İmamoğlu iddianamesi hazırlandı. İmamoğlu hakkındaki suçlamalar iddianameye göre çok garip: Birisi İmamoğlu’nun bir “sistem” kurduğunu ve bu sistemin hedefinin kişisel servet biriktirme ve siyasal ikbal sağlamak olduğunu iddia ediyor. Diğer ise siyasal ikbalin nihai sonucu olarak İmamoğlu’nun cumhurbaşkanı olup “sistemi”ni, dolayısıyla servetini genişleteceği suçlaması.
İddianamenin acayipleştiği iki yer var: Birisi bu amaca giden yolda kurulan örgütün CHP kongresinde müdahale ederek Özgür Özel’i CHP genel başkanı yaptığı. Yani CHP’de Özgür Özel’i seçen delegelerin silme İmamoğlu tarafından kiralandığı söylenmiş oluyor. Diğeri ise üstü örtülü bir şekilde İmamoğlu’nun kazandığı tüm seçimler “sistem”in bir sonucu olarak kodlanıyor.

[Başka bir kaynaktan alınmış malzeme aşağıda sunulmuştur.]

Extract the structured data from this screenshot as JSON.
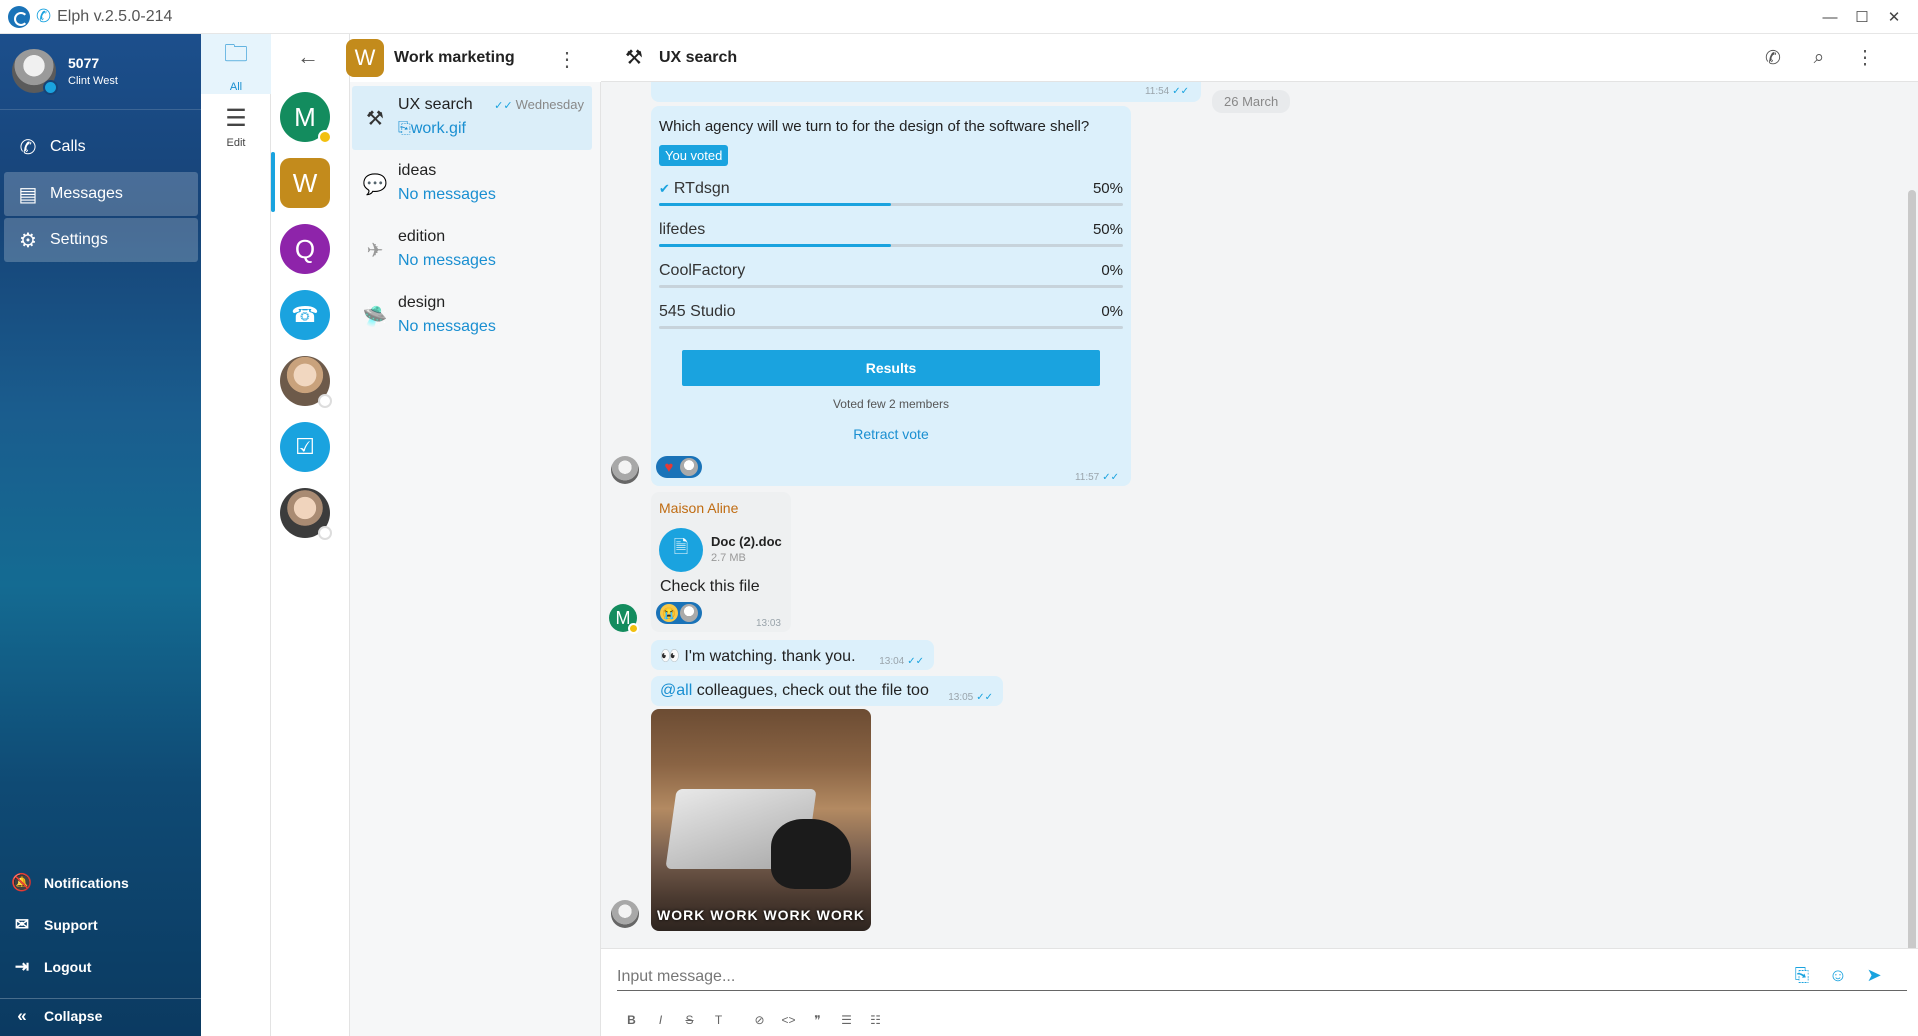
{
  "window": {
    "title": "Elph v.2.5.0-214"
  },
  "profile": {
    "number": "5077",
    "name": "Clint West"
  },
  "nav": [
    {
      "label": "Calls"
    },
    {
      "label": "Messages"
    },
    {
      "label": "Settings"
    }
  ],
  "bottom_nav": {
    "notifications": "Notifications",
    "support": "Support",
    "logout": "Logout",
    "collapse": "Collapse"
  },
  "folders": [
    {
      "label": "All"
    },
    {
      "label": "Edit"
    }
  ],
  "groups": [
    {
      "letter": "M",
      "color": "#138c5e"
    },
    {
      "letter": "W",
      "color": "#c38b1c"
    },
    {
      "letter": "Q",
      "color": "#8e24aa"
    }
  ],
  "chatlist": {
    "group_title": "Work marketing",
    "group_letter": "W",
    "items": [
      {
        "title": "UX search",
        "sub": "work.gif",
        "date": "Wednesday"
      },
      {
        "title": "ideas",
        "sub": "No messages"
      },
      {
        "title": "edition",
        "sub": "No messages"
      },
      {
        "title": "design",
        "sub": "No messages"
      }
    ]
  },
  "chat": {
    "title": "UX search",
    "date_chip": "26 March",
    "prev_time": "11:54",
    "poll": {
      "question": "Which agency will we turn to for the design of the software shell?",
      "badge": "You voted",
      "options": [
        {
          "label": "RTdsgn",
          "percent": "50%",
          "value": 50,
          "checked": true
        },
        {
          "label": "lifedes",
          "percent": "50%",
          "value": 50
        },
        {
          "label": "CoolFactory",
          "percent": "0%",
          "value": 0
        },
        {
          "label": "545 Studio",
          "percent": "0%",
          "value": 0
        }
      ],
      "results_label": "Results",
      "voted_text": "Voted few 2 members",
      "retract_label": "Retract vote",
      "time": "11:57"
    },
    "file_message": {
      "sender": "Maison Aline",
      "file_name": "Doc (2).doc",
      "file_size": "2.7 MB",
      "text": "Check this file",
      "time": "13:03"
    },
    "message1": {
      "text": "I'm watching. thank you.",
      "time": "13:04"
    },
    "message2": {
      "mention": "@all",
      "text": " colleagues, check out the file too",
      "time": "13:05"
    },
    "gif_caption": "WORK WORK WORK WORK"
  },
  "composer": {
    "placeholder": "Input message...",
    "format_buttons": [
      "B",
      "I",
      "S",
      "T",
      "⊘",
      "<>",
      "❞",
      "☰",
      "☷"
    ]
  },
  "colors": {
    "accent": "#1aa3df",
    "bubble": "#dcf0fb",
    "sidebar": "#164377"
  }
}
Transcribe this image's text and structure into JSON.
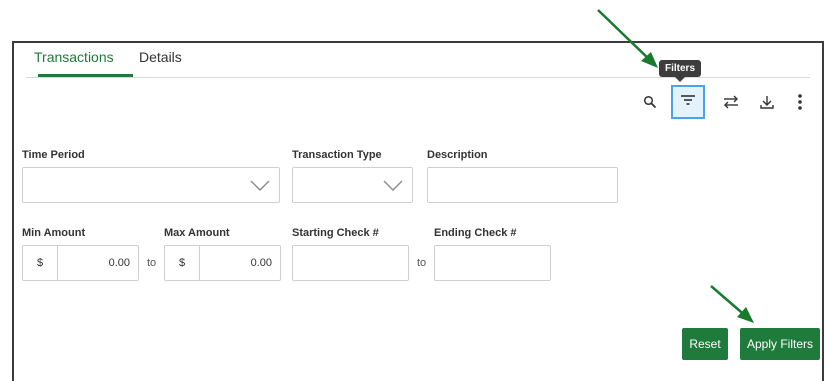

Bu açıdan bütünüyle kof, hiçbir iddiasını kanıtlayacak delil sunamayan, “sistem”in nasıl seçim kazandığını, kasasının nasıl merkezileştiğini ortaya seremeyen, bu haliyle esas derdi Erdoğan’ın karşısında en çok zorlanacağı rakibini siyaset dışına etmeye odaklanan bir siyasal müdahaleyle karşı karşıyayız.
Hepimiz bu haksızlığa karşı ses çıkartmak zorundayız.
Savcılık her ne kadar CHP’nin kapatılması gibi bir talebimiz yok dese de ana muhalefet partisini, 31 Mart seçimlerinden en çok oyu alarak çıkan milyonların desteklediği bir partiyi, Yargıtay’a şu sözlerle şikayet etti: “Soruşturma dosyamız kapsamında yapılan tespitler ışığında, Cumhuriyet Halk Partisi’nin ülke genelinde ve yerelde gerçekleşen seçimlerin güvenilirliğine ve seçmenin iradesini etkilemeye, demokratik düzeni etkilemeye yönelik, sistematik ve süreklilik arz edecek şekilde müdahalede bulunduğu anlaşılmakla, Cumhuriyet Halk Partisi hakkında Anayasa’nın 68 ve 69. maddeleri ile 2820 sayılı Siyasi Partiler Kanunu’nun 101. ve devamı maddeleri uyarınca gereğinin takdir ve ifası için Cumhuriyet Başsavcılığımızca Yargıtay Cumhuriyet Başsavcılığına bildirimde bulunulmuştur…”
Ana muhalefet partisi en geç 2028’de yapılacak seçimlerden önce boğulmak, en azından paralize edilmek, bir suç örgütü merkezi gibi kodlanmak isteniyor.
Bu nedenle ana muhalefet dokunuluyor, bize bir şey olmaz diye düşünmeden tüm muhalefetin en temel demokratik hak için, seçme seçilme hakkını ortadan kaldırmaya yönelik bu müdahaleye karşı ses çıkartması bir zorunluluk.